“The true identity theft is not financial. It’s not in cyberspace. It’s spiritual. It’s been taken.”
Stephen Covey

Born in 1932 in Salt Lake City, Utah, Stephen Covey was an American educator and taught at Brigham Young University. He fathered a large family and died in 2012. As an author, his greatest achievement was his book, The 7 Habits of Highly Effective People which is cited as the most influential book in business education in the 20th Century.
There has been much written and discussed about our materialistic society. As a group, we collectively pursue the relentless acquisition of goods which has resulted in a spectacularly prodigious amount of personal debt. I do not wish to enter into a discussion or debate about how this materialism came to be. But this reality is the backdrop for Stephen Covey’s words cited above.
Covey speaks of the current issue of identity theft. Our personal identity is sacred to all of us. The theft of our name and official government identifiers, like social insurance numbers, is a vexing problem that the existence of cyberspace has made more dangerous than ever before. Victims of identity theft face financial ruin and, perhaps, criminal and civil consequences in the courts.
And yet, Covey boldly states that true identity theft is not about financial loss or about cyberspace criminals. No, he claims that we are the victims of the theft of our spiritual identity. He also claims that our spiritual identity has been taken – not lost. Really?

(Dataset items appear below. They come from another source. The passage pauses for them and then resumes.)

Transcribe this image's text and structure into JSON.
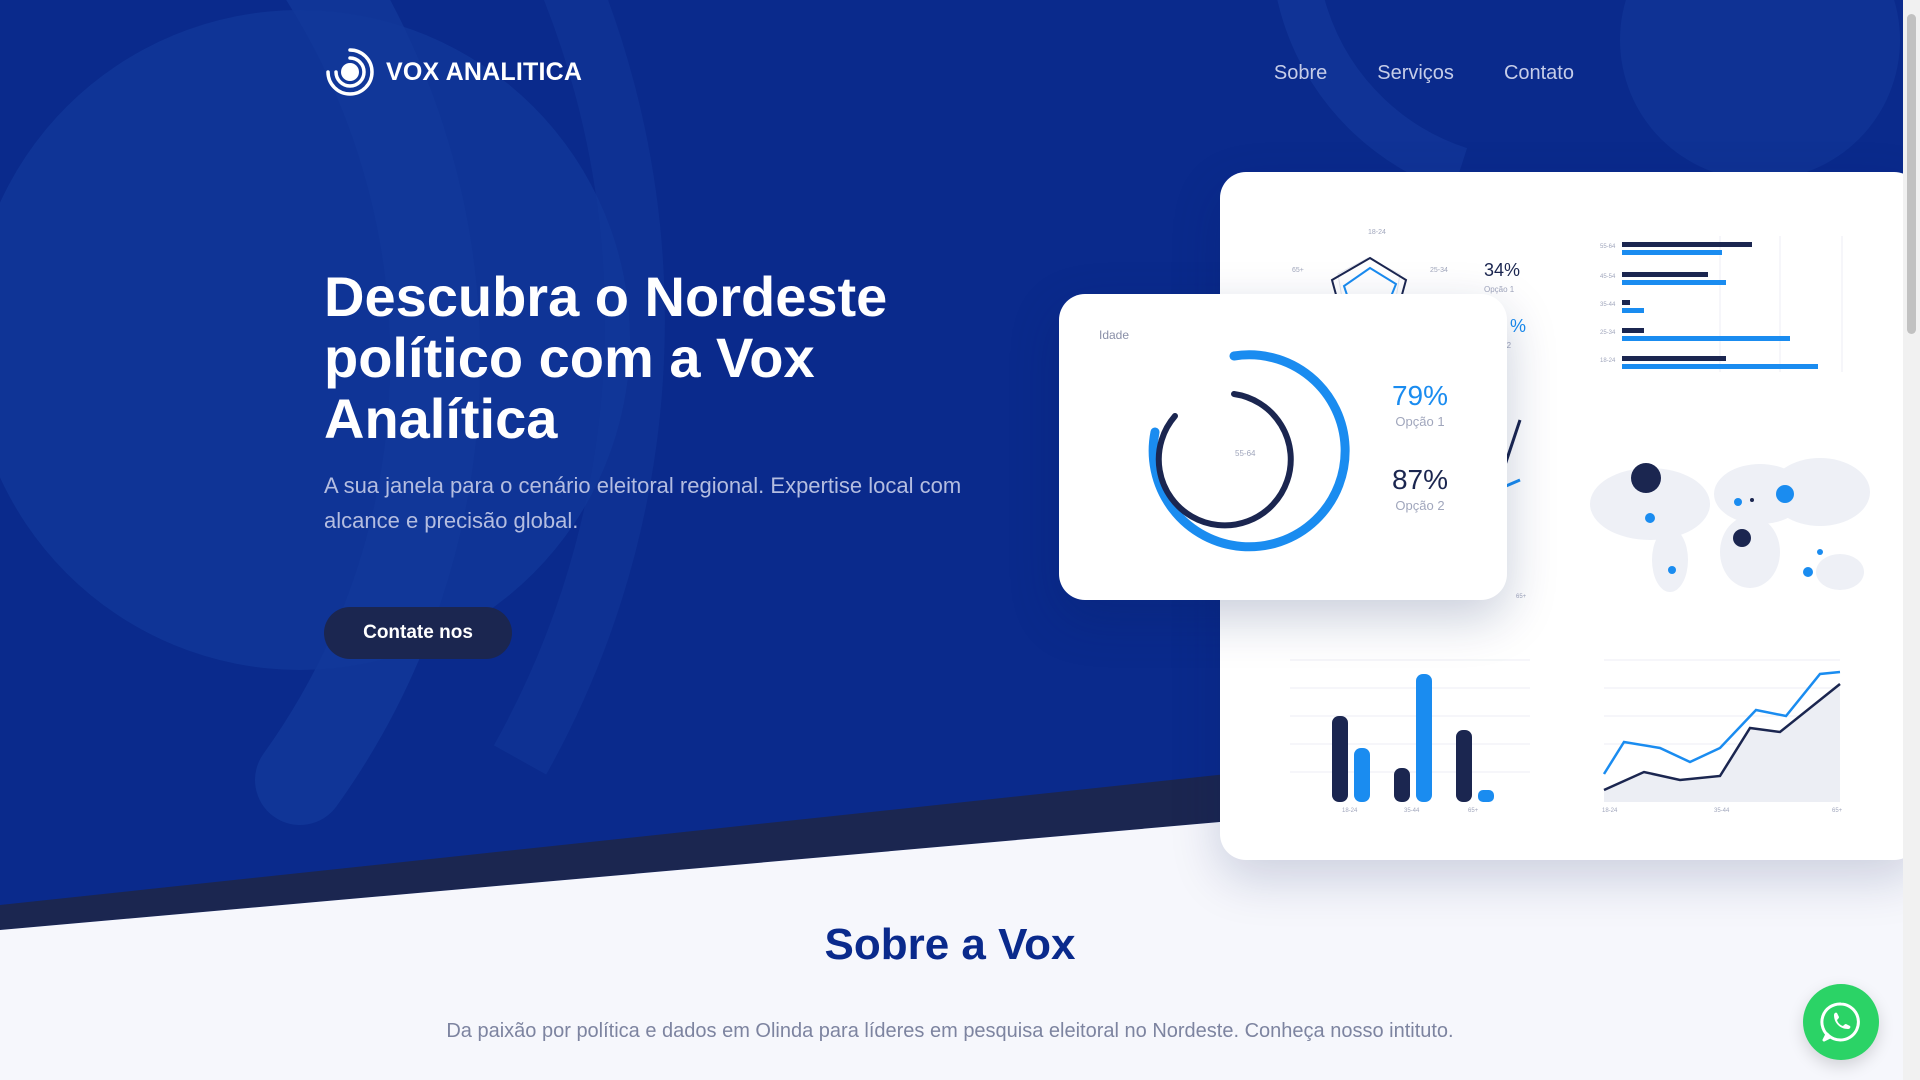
{
  "brand": {
    "name": "VOX ANALITICA"
  },
  "nav": {
    "items": [
      "Sobre",
      "Serviços",
      "Contato"
    ]
  },
  "hero": {
    "headline": "Descubra o Nordeste político com a Vox Analítica",
    "subtitle": "A sua janela para o cenário eleitoral regional. Expertise local com alcance e precisão global.",
    "cta_label": "Contate nos"
  },
  "front_card": {
    "label": "Idade",
    "center_label": "55-64",
    "stat1": {
      "value": "79%",
      "label": "Opção 1"
    },
    "stat2": {
      "value": "87%",
      "label": "Opção 2"
    }
  },
  "back_card": {
    "radar_labels": [
      "18-24",
      "25-34",
      "65+"
    ],
    "peek_stat": {
      "value": "34%",
      "label": "Opção 1"
    },
    "peek_stat2": {
      "value": "%",
      "label": "ã 2"
    },
    "hbar_labels": [
      "55-64",
      "45-54",
      "35-44",
      "25-34",
      "18-24"
    ],
    "vbar_labels": [
      "18-24",
      "35-44",
      "65+"
    ],
    "line_labels": [
      "18-24",
      "35-44",
      "65+"
    ],
    "misc_label": "65+"
  },
  "sobre": {
    "title": "Sobre a Vox",
    "text": "Da paixão por política e dados em Olinda para líderes em pesquisa eleitoral no Nordeste. Conheça nosso intituto."
  },
  "colors": {
    "navy": "#0a2a8c",
    "dark": "#1b2650",
    "accent": "#1a8cf0",
    "whatsapp": "#2bd366"
  },
  "icons": {
    "logo": "logo-rings-icon",
    "whatsapp": "whatsapp-icon"
  }
}
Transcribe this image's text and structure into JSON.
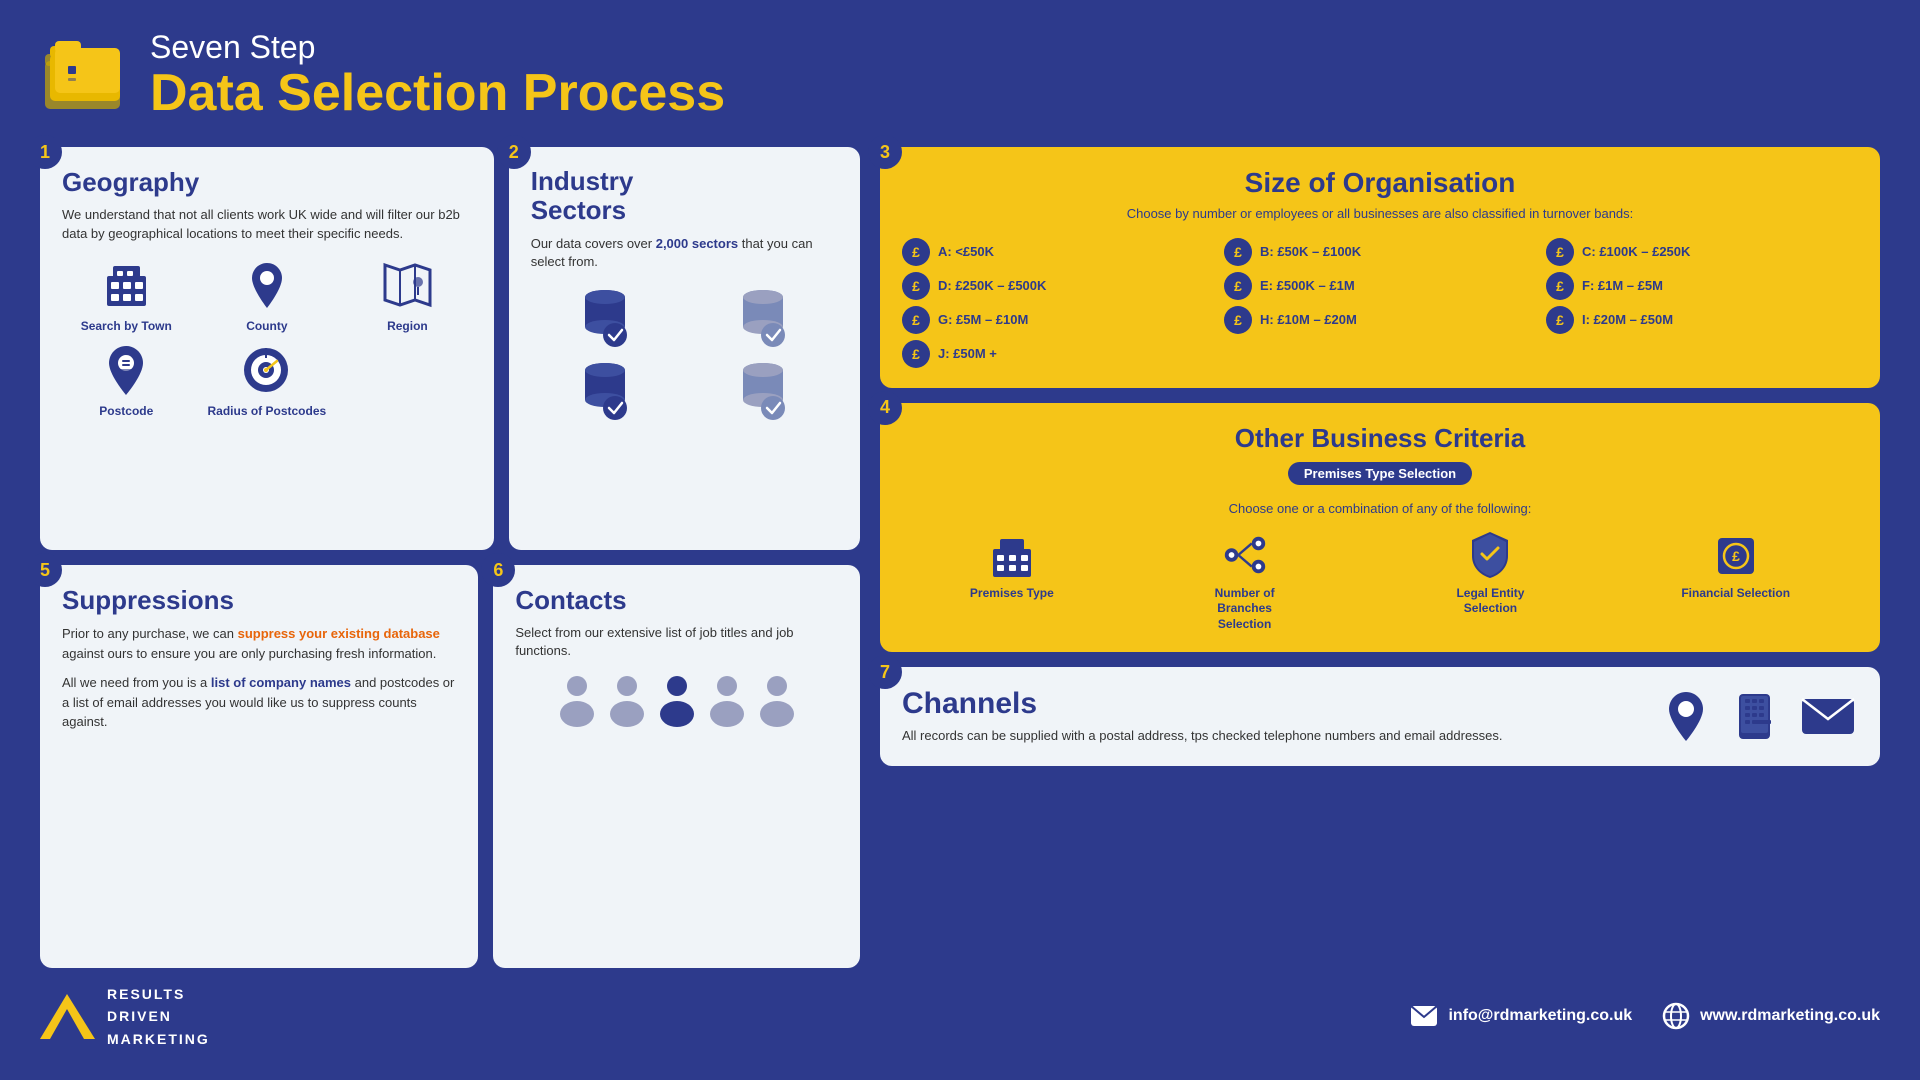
{
  "header": {
    "subtitle": "Seven Step",
    "title": "Data Selection Process"
  },
  "steps": {
    "step1": {
      "number": "1",
      "title": "Geography",
      "description": "We understand that not all clients work UK wide and will filter our b2b data by geographical locations to meet their specific needs.",
      "icons": [
        {
          "name": "Search by Town",
          "icon": "building"
        },
        {
          "name": "County",
          "icon": "location"
        },
        {
          "name": "Region",
          "icon": "map"
        },
        {
          "name": "Postcode",
          "icon": "postcode"
        },
        {
          "name": "Radius of Postcodes",
          "icon": "radius"
        }
      ]
    },
    "step2": {
      "number": "2",
      "title": "Industry Sectors",
      "description_prefix": "Our data covers over ",
      "highlight": "2,000 sectors",
      "description_suffix": " that you can select from."
    },
    "step3": {
      "number": "3",
      "title": "Size of Organisation",
      "description": "Choose by number or employees or all businesses are also classified in turnover bands:",
      "bands": [
        {
          "label": "A: <£50K",
          "col": 1
        },
        {
          "label": "B: £50K – £100K",
          "col": 1
        },
        {
          "label": "C: £100K – £250K",
          "col": 1
        },
        {
          "label": "D: £250K – £500K",
          "col": 1
        },
        {
          "label": "E: £500K – £1M",
          "col": 2
        },
        {
          "label": "F: £1M – £5M",
          "col": 2
        },
        {
          "label": "G: £5M – £10M",
          "col": 2
        },
        {
          "label": "H: £10M – £20M",
          "col": 2
        },
        {
          "label": "I: £20M – £50M",
          "col": 3
        },
        {
          "label": "J: £50M +",
          "col": 3
        }
      ]
    },
    "step4": {
      "number": "4",
      "title": "Other Business Criteria",
      "badge": "Premises Type Selection",
      "description": "Choose one or a combination of any of the following:",
      "icons": [
        {
          "name": "Premises Type",
          "icon": "building2"
        },
        {
          "name": "Number of Branches Selection",
          "icon": "branches"
        },
        {
          "name": "Legal Entity Selection",
          "icon": "legal"
        },
        {
          "name": "Financial Selection",
          "icon": "financial"
        }
      ]
    },
    "step5": {
      "number": "5",
      "title": "Suppressions",
      "para1_prefix": "Prior to any purchase, we can ",
      "para1_highlight_orange": "suppress your existing database",
      "para1_suffix": " against ours to ensure you are only purchasing fresh information.",
      "para2_prefix": "All we need from you is a ",
      "para2_highlight_blue": "list of company names",
      "para2_suffix": " and postcodes or a list of email addresses you would like us to suppress counts against."
    },
    "step6": {
      "number": "6",
      "title": "Contacts",
      "description": "Select from our extensive list of job titles and job functions."
    },
    "step7": {
      "number": "7",
      "title": "Channels",
      "description": "All records can be supplied with a postal address, tps checked telephone numbers and email addresses."
    }
  },
  "footer": {
    "logo_lines": [
      "RESULTS",
      "DRIVEN",
      "MARKETING"
    ],
    "email": "info@rdmarketing.co.uk",
    "website": "www.rdmarketing.co.uk"
  }
}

For most of my life, the spiritual realm and religion were one and the same. Certainly, there is a relationship between the two, but they are not synonymous, not the same. The human spirit is not necessarily about religion in general or about a specific religion. I believe that everyone possesses a soul, the spiritual core of our being. We cannot see it, hear it, or feel it. But it is powerful.

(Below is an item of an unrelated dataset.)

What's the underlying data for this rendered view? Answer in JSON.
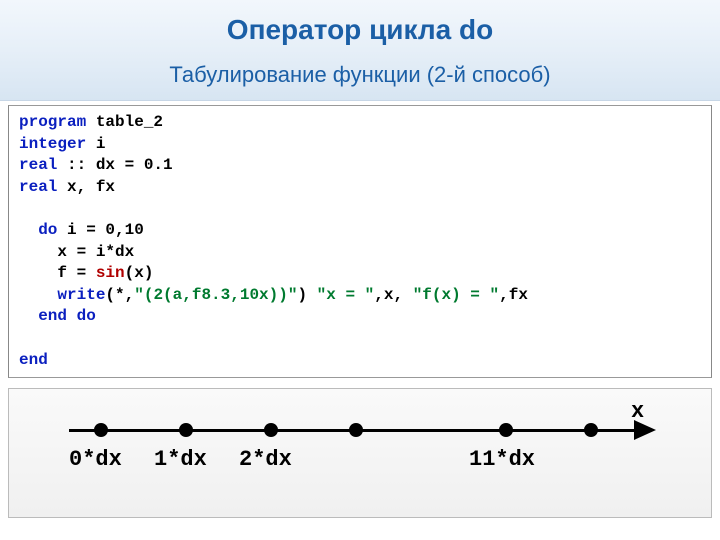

Many people turn to religion to satisfy their spiritual needs. And for some, religion has become a badge of social respectability that one has earned by attending church regularly – saying all the right prayers and singing the right hymns. For them, it goes no farther. Others work hard to live the tenets of their chosen faith in their daily lives. But religion is not for everyone because the rules and regulations of formal religions can be restrictive.
Our common spirituality transcends religious practices and communities. The human spirit is about the values and personal truths we hold dear. These realities are not our birthright as humans, but they must be cultivated through great personal effort. It means setting aside alone time to meditate or think deeply about the things we truly value. To question ideas that originate within ourselves and from others. What do we truly value? Things? Yes, sadly, things.
I believe that Covey is telling us that our craving for material possessions which has been institutionalized into mass shopping sprees on days designated by the corporations that profit from them, has driven us not only into deep personal debt but also into a soulless existence. Our education system prepares us for jobs. Jobs are our means to earn a living. Those jobs give birth to an overwhelming need to be promoted into higher-paying jobs so that we may acquire more things.
We are not being educated to live our lives well. We are not encouraged to seek out and meditate on the wisdom of those who went before us. In fact, we are not encouraged to meditate at all! Where are we now? We are facing ecological disaster and extinction. Are we waking up to the fact that our rampant materialism has stolen our souls? No, it doesn’t look like it. Listen carefully to the messages of politicians running an election campaign. Look at the commercials on television. What does our behaviour reveal about our values?
I agree with Stephen Covey but I’m not prepared to write off the human race just yet. It is clear we need to nurture our spiritual identity. How we do that is a matter of choice. But we need to take back our spirituality.